NAPIER: Kane Williamson belted 73 off 55 balls as New Zealand cruised to a six-wicket win over Bangladesh in the first Twenty20 match in Napier on Tuesday.
New Zealand cut down their 142-run target with two overs to spare as captain Williamson held the innings together with support from Colin de Grandhomme after the first four wickets fell cheaply.
New Zealand were four for 62 when de Grandhomme went to the crease and added 41 off 22 in an 81-run stand with Williamson.
It was Williamson’s highest Twenty20 innings, one run more than his unbeaten 72 against Pakistan a year ago, while de Grandhomme’s previous best was eight against Zimbabwe four years back.
The comfortable win continued New Zealand’s domination of Bangladesh after winning the three 50-over matches last week.
Bangladesh, looking to turn the tables in the shortest form of the game, opted to bat on a flat wicket after winning the toss but could only manage 141 for eight.
Mahmudullah, who had been out of form in the ODIs, came right with a knock of 52 in the only innings of note with Mosaddek Hossain adding 20 and New Zealand’s 18 wides was the third highest contributor to their total.

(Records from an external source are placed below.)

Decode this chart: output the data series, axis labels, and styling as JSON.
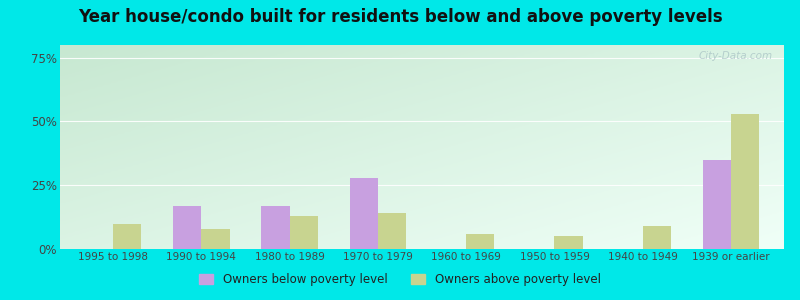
{
  "categories": [
    "1995 to 1998",
    "1990 to 1994",
    "1980 to 1989",
    "1970 to 1979",
    "1960 to 1969",
    "1950 to 1959",
    "1940 to 1949",
    "1939 or earlier"
  ],
  "below_poverty": [
    0,
    17,
    17,
    28,
    0,
    0,
    0,
    35
  ],
  "above_poverty": [
    10,
    8,
    13,
    14,
    6,
    5,
    9,
    53
  ],
  "below_color": "#c8a0e0",
  "above_color": "#c8d490",
  "title": "Year house/condo built for residents below and above poverty levels",
  "title_fontsize": 12,
  "ylabel_ticks": [
    "0%",
    "25%",
    "50%",
    "75%"
  ],
  "ytick_vals": [
    0,
    25,
    50,
    75
  ],
  "ylim": [
    0,
    80
  ],
  "legend_below": "Owners below poverty level",
  "legend_above": "Owners above poverty level",
  "bar_width": 0.32,
  "outer_bg": "#00e8e8",
  "watermark": "City-Data.com",
  "bg_left_color": "#c8e8d0",
  "bg_right_color": "#e8f8f0",
  "bg_top_color": "#e0f0e8",
  "bg_bottom_color": "#f4fef8"
}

Mahmudullah kept out a yorker to avoid a hat trick with the first ball he faced after New Zealand debutant Lockie Ferguson took the wickets of Sabbir Rahman and Soumya Sarkar with his first two deliveries.
Ferguson also bowled Mahmudullah in his last over to finish with three for 32 while fellow debutant Ben Wheeler took two for 22.
Bangladesh felt they were still in the game when top-order big hitters, Neil Broom, Colin Munro, Corey Anderson and Tom Bruce were all removed cheaply.
Broom was out for six when Shakib Al Hasan pulled off a sensational as he sprinted around the boundary to take the ball.
He then flicked it in the air before momentum took him across the rope and then stepped back into the field of play to complete the catch.
Mustafizur Rahman, who removed Munro without scoring, was the most economical of the Bangladesh bowlers with one for 21 off his four overs.